02 July 2007

UConn Arrogance Knows No Bounds

It wasn't enough for the University of Connecticut to receive $2 billion over the last several years to pave its campus streets with gold and make it into a top-tier public university with little oversight by the people in charge. During expansion under Gov. Rowland, UConn failed to keep an eye on the contractors, resulting in substandard dormitory units and lab facilities that had to be monitored by on-site fire officials during repairs.

It wasn't enough for the University of Connecticut Health Center to mismanage millions over the years and receive a pass from legislators when brought before committees charged with its oversight. Nor has it been enough when we find its President Phil Austin spent hundreds of thousands of dollars to refurbish a mansion he rarely uses.

Nor has it been enough when UConn football players and basketball players end up on the police blotter and get a slap on their revenue producing wrists. Nor was it enough when UConn allows Coach Jim Calhoun to endorse Joe Courtney on campus during normal work hours. And throw in UConn's environmentally sensitive outreach when it sucked the Fenton River dry to provide more water for the showers.

No, it's never enough when it comes to feeding the Beast of the East. In today's Hartford Courant, Chris Keating exposed a last minute change in the recent budget agreement that shifts oversight of an UConn Health Care expansion study away from the Rell administration to the Democratic legislators who bow to its every wish.

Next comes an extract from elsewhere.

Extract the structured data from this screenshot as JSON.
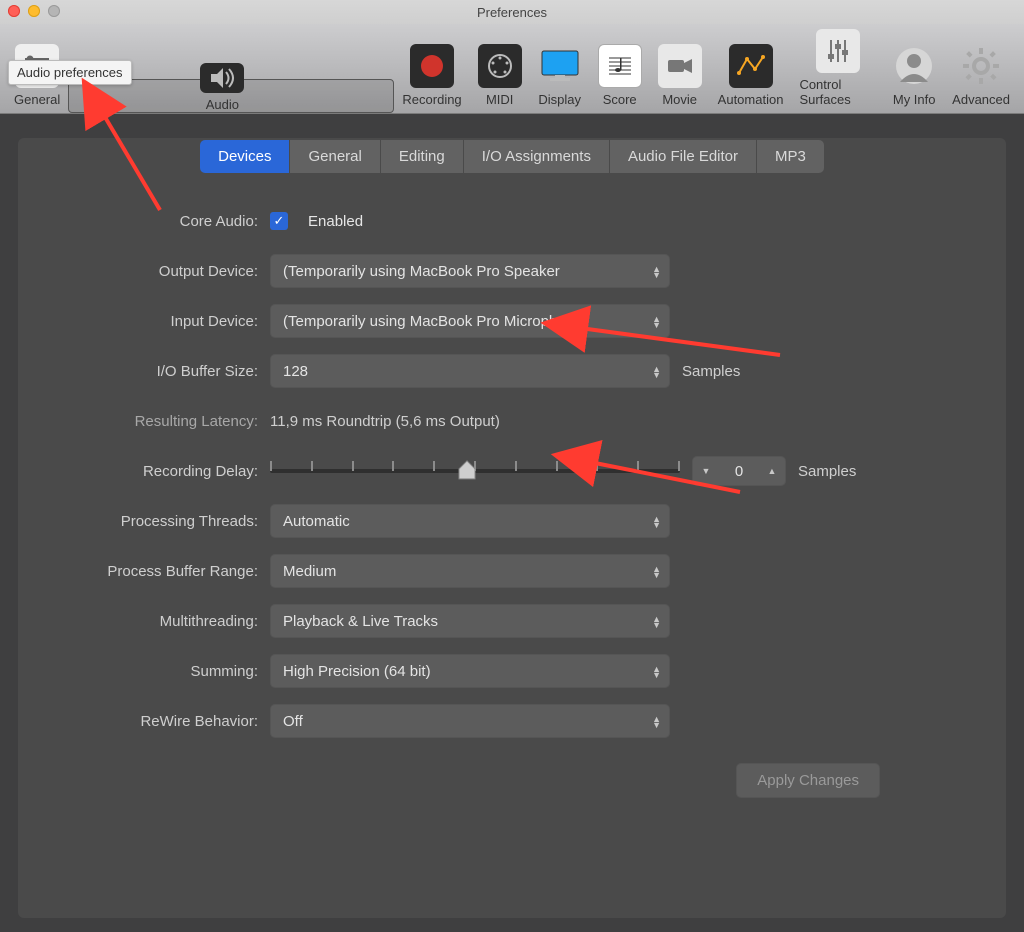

State Rep. Denise Merrell, D-Mansfield, who represents the district that is home to the Huskies, changed that oversight from the Office of Policy and Management and the Office of Health Care Access to the Legislative Management Committee. UConn Health Center has been receiving millions in subsidies to, in effect, get a competitive advantage with private hospitals, many of whom are struggling. These hospitals who employs thousands and provide better care, have long protested this and seemed resigned to the study. But now, thanks to their cheerleader Merrell, UConn can contrive a positive study that will no doubt position it toward further subsidy and expansion.

Even Democrat leaders, like Sen. Don Williams, were embarrassed by this and pledge to make the changes needed to bring the UConn study back under OPM management. We shall see, but anyone who doubts who UConn's real friends are, need look no further than the Democratic Super Majority. Presidet Austin is leaving later this year to enjoy a pension that will a revenue bond to pay for it, but let's hope the new leader will see that the public waking up to the fact that wholesale changes are needed soon.